Dalam waktu satu bulan lebih, Yanti bisa membebaskan putrinya mengonsumsi obat-obatan dari psikiater. Putrinya sudah bersedia sekolah kembali. Menurutnya anaknya menjadi lebih terbuka. ‘’Pengalaman ini sangat pahit, harus kami bayar dengan mahal. Saya harus resign dari pekerjaan, ‘’ ungkap Yanti.
Tahun 2020, kisah depresi ini telah ditulis sendiri oleh Prameswari, berharap banyak orang akan lebih terbuka dengan masalah kesehatan mental ini. Di Januari 2020 itu, untuk pertama kalinya puisi yang berjudul "Waktu Itu Aku Bukan Kesurupan", dibukukan.

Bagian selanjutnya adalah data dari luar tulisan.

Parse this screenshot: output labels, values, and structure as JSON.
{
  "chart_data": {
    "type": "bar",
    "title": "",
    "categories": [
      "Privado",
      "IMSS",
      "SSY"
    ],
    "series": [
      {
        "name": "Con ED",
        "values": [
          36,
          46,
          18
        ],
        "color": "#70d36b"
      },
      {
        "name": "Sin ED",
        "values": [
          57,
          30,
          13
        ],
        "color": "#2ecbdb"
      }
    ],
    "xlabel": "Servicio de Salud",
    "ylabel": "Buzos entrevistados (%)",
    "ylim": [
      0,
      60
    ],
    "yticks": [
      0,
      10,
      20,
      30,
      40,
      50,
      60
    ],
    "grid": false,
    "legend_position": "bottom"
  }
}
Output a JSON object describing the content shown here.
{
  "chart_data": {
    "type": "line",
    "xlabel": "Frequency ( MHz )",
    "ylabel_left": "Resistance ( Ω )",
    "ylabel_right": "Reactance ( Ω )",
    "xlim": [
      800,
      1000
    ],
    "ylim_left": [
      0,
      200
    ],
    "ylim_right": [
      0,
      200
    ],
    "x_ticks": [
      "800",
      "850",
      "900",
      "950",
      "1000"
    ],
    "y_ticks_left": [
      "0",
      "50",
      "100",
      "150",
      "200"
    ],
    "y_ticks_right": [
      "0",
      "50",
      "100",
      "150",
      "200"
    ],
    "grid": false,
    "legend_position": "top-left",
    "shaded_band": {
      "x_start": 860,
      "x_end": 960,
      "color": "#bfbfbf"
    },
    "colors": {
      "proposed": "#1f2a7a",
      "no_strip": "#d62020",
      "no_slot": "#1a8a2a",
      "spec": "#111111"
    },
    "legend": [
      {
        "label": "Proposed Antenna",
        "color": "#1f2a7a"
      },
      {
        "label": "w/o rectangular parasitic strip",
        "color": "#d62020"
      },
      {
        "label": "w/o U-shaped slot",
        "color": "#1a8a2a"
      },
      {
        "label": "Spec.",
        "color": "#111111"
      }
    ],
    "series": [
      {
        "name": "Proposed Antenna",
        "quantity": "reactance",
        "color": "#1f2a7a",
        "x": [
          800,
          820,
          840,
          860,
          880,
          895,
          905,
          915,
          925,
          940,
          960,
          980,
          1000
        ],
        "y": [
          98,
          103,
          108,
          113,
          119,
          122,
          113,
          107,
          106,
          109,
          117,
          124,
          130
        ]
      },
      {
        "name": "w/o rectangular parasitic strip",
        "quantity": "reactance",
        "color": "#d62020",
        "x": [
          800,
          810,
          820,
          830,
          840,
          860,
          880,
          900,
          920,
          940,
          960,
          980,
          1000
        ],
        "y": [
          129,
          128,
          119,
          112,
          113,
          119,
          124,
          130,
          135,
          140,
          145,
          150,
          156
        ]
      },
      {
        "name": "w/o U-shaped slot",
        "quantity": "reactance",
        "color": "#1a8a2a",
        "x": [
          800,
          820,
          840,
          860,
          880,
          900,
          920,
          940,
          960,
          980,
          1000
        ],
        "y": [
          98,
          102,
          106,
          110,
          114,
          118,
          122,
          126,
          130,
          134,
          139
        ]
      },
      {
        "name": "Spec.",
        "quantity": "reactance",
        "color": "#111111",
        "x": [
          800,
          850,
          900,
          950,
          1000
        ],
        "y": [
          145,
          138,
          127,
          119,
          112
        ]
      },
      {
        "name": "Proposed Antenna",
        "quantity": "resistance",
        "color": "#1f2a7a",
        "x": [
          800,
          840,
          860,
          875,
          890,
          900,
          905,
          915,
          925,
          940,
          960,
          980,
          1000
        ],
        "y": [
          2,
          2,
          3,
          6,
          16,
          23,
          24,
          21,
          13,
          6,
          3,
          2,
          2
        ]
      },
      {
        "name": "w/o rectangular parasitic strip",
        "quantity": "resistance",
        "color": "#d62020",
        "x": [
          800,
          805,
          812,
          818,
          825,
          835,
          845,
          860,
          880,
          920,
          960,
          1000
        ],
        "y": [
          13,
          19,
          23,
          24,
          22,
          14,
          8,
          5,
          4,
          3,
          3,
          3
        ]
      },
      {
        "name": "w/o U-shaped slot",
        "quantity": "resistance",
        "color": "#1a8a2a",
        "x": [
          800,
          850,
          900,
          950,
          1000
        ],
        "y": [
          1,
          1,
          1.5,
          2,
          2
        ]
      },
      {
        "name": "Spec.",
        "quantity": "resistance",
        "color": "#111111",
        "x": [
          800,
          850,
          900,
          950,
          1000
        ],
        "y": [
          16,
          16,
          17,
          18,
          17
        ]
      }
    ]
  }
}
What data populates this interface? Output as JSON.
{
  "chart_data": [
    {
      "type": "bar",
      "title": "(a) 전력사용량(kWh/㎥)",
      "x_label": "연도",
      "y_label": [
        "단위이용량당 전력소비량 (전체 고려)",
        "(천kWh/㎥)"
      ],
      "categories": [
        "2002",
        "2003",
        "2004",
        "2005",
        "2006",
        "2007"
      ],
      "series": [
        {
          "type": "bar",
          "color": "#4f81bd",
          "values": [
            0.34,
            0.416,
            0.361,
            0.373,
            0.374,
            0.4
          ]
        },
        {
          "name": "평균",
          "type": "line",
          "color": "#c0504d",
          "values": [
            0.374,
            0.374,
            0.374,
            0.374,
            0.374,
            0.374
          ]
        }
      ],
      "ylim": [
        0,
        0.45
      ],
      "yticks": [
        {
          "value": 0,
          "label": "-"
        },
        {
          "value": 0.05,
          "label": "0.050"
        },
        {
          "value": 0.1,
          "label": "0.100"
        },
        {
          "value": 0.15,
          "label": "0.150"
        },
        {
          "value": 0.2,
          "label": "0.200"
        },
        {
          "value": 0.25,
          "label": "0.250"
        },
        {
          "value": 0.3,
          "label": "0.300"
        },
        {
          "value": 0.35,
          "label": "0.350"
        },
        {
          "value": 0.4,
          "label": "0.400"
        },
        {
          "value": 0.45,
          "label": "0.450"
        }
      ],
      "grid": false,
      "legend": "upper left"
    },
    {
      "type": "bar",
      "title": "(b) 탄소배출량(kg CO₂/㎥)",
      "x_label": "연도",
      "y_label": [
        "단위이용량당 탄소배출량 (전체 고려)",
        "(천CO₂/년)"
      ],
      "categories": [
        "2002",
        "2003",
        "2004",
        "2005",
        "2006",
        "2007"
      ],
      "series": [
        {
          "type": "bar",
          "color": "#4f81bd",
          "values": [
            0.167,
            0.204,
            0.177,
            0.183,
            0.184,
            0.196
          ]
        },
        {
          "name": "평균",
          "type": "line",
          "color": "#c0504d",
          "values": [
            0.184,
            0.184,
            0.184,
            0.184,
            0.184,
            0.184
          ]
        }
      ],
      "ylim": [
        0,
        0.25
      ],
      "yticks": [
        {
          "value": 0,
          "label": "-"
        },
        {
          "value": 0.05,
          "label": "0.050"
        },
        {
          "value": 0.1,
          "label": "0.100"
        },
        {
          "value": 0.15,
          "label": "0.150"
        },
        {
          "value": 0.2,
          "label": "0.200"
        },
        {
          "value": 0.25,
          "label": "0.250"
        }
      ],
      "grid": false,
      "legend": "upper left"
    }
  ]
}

Bersama cerita-cerita tentang kegelapan saat mengidap penyakit mental oleh teman-teman lainnya. Di @whiteboardjournal open column yang kedua, kisah itu terukir abadi. Menjadi pengingat diri sendiri dan siapapun yang tengah berjuang melawan sakitnya masing-masing.